Namun, ketika informasi ini bisa jadi tidak akurat, bisa juga informasi ini akurat, karena meskipun bukan datang dari media arus utama, informasi ini bisa datang dari jurnalis-jurnalis yang kebetulan teman kita, individu-individu independen yang mengabdikan diri untuk menyampaikan informasi akurat yang telah dikurasi, atau mungkin akun-akun media sosial yang memang berfokus untuk menjadi sumber informasi terpercaya.
Artinya, era desentralisasi meluluhlantahkan ketergantungan masyarakat terhadap media arus utama atau pemerintah untuk mendapatkan informasi. Tidak ada lagi monopoli audiens.
Lalu, apa dampaknya terhadap sistem pendidikan Indonesia?
Butuh Guru Berkualitas
Meski secara progresif bergerak, sistem pendidikan di Indonesia masih berfokus pada hafalan yang berfokus pada ingatan. Padahal, informasi-informasi seperti tanggal, nama-nama, fenomena yang terjadi di dunia, secara terus menerus diperbaharui keakuratannya, apalagi mengingat mata pelajaran di bidang sosial yang sangat multidimensional dan selalu berkembang dari ke tahun, yang berarti mengandalkan satu buku pelajaran kini sudah tidak relevan, apalagi menghafalkan isi dari satu buku pelajaran.

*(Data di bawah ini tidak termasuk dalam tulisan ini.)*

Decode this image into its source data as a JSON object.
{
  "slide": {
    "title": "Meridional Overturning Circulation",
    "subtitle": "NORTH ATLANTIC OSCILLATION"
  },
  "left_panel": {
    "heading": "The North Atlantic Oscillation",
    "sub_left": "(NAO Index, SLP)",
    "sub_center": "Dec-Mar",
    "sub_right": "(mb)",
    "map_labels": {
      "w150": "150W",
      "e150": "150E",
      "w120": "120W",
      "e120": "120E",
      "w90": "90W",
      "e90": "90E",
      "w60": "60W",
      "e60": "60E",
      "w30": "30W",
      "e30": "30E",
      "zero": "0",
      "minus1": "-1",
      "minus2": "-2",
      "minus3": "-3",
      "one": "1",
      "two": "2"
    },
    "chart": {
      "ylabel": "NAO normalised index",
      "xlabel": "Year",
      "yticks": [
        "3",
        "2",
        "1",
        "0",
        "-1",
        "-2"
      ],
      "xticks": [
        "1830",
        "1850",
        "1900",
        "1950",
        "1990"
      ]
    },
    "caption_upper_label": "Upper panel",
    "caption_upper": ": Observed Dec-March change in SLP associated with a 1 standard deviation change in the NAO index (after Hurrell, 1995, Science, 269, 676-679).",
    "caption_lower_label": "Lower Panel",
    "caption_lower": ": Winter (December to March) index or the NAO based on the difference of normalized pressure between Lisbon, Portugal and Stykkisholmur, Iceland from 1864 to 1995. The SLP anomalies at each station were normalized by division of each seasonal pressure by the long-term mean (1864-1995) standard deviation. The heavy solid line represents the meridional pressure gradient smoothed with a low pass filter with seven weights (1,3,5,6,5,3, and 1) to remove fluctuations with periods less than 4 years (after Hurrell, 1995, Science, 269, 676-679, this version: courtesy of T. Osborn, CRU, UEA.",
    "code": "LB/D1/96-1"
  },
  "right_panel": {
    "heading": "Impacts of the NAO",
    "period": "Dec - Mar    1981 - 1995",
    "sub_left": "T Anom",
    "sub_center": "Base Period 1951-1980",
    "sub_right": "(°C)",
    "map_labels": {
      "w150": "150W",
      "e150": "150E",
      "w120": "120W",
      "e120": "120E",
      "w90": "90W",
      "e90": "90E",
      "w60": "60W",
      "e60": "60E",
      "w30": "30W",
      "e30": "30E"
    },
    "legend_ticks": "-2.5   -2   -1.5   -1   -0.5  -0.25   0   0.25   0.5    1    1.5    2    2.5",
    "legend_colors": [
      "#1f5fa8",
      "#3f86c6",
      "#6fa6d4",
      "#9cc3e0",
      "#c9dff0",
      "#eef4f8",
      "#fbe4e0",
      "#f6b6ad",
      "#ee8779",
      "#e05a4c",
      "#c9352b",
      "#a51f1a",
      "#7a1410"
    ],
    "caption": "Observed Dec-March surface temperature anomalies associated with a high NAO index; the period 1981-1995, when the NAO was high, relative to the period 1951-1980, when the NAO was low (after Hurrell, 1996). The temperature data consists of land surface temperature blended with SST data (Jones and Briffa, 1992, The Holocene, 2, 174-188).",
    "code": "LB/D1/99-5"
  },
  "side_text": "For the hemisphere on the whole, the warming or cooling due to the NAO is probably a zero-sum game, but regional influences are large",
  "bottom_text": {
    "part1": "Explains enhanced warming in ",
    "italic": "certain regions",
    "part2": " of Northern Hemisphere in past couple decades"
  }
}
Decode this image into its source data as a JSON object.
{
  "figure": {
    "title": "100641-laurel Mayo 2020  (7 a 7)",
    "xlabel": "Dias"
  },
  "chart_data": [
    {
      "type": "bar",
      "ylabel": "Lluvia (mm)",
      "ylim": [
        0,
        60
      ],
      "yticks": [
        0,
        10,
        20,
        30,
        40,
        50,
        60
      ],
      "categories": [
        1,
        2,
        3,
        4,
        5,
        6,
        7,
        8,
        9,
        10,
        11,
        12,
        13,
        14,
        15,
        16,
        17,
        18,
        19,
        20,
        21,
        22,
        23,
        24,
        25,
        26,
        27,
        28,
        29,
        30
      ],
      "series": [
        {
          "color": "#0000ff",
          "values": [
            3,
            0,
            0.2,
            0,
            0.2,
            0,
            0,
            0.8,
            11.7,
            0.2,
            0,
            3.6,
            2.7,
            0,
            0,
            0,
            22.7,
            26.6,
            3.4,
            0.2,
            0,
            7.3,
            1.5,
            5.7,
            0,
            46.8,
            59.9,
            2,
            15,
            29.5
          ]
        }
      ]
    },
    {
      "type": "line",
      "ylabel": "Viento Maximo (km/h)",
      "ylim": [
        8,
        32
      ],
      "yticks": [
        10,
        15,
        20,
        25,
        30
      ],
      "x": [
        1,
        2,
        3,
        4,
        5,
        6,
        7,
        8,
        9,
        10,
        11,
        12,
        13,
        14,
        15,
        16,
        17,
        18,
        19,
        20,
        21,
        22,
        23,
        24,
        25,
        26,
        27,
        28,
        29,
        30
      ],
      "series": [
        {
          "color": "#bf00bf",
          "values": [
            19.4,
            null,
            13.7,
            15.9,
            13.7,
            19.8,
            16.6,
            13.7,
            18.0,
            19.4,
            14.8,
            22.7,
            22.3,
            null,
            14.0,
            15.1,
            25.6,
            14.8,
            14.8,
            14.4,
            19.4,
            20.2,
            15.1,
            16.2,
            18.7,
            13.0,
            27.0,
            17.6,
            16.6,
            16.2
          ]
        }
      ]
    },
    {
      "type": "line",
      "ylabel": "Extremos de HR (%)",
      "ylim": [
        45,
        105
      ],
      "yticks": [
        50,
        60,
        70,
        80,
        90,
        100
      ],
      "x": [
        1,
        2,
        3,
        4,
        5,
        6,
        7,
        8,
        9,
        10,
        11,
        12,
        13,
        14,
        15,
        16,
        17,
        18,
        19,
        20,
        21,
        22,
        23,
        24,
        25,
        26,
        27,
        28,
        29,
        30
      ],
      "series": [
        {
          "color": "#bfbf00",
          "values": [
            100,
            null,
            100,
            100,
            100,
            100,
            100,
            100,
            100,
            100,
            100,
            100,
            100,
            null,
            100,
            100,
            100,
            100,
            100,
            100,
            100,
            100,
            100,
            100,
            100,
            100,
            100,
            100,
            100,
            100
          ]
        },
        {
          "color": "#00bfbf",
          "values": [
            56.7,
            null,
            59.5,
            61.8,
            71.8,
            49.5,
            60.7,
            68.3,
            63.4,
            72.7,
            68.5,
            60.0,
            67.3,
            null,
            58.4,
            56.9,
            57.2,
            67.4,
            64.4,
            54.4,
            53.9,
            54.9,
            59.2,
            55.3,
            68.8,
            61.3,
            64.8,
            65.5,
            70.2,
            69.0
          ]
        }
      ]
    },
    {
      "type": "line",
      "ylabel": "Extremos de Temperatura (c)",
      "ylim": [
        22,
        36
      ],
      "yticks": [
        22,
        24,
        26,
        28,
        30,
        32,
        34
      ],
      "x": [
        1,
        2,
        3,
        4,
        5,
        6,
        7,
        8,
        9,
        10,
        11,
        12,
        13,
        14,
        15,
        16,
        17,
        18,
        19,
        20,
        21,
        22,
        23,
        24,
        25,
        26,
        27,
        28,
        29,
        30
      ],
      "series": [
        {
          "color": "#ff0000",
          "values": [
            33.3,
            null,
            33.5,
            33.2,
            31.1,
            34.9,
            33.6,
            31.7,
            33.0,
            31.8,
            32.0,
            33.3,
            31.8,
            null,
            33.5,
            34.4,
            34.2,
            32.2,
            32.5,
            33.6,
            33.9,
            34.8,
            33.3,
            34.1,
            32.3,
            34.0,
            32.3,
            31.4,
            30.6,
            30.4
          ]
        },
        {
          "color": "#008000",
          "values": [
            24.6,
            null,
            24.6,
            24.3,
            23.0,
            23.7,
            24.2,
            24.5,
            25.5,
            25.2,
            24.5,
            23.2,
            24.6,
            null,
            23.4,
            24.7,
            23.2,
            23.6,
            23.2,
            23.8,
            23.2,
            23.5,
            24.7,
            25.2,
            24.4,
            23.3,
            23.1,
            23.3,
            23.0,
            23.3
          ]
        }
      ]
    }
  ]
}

Lebih-lebih lagi, sistem pembelajaran dan penilaian yang mempolarisasikan benar dan salah semakin tidak relevan mengingat makna benar dan salah sesungguhnya lebih merupakan label yang diberikan untuk sesuatu yang lebih bisa ditolerir dan mana yang tidak, sehingga seringkali label benar" dan salah" tidak terletak di polar yang berbeda, tetapi seringkali terletak pada daerah abu-abu.
Jika kita berfokus untuk membentuk pribadi yang melihat dunia dengan hitam dan putih, kita mereduksi kemampuan anak didik kita untuk berpikir kritis dan menimbang-nimbang secara mendalam kedua opsi yang ada. Tentu kita tidak ingin anak-anak kita hanya bisa melihat dunia dengan dua warna yang kontras bukan?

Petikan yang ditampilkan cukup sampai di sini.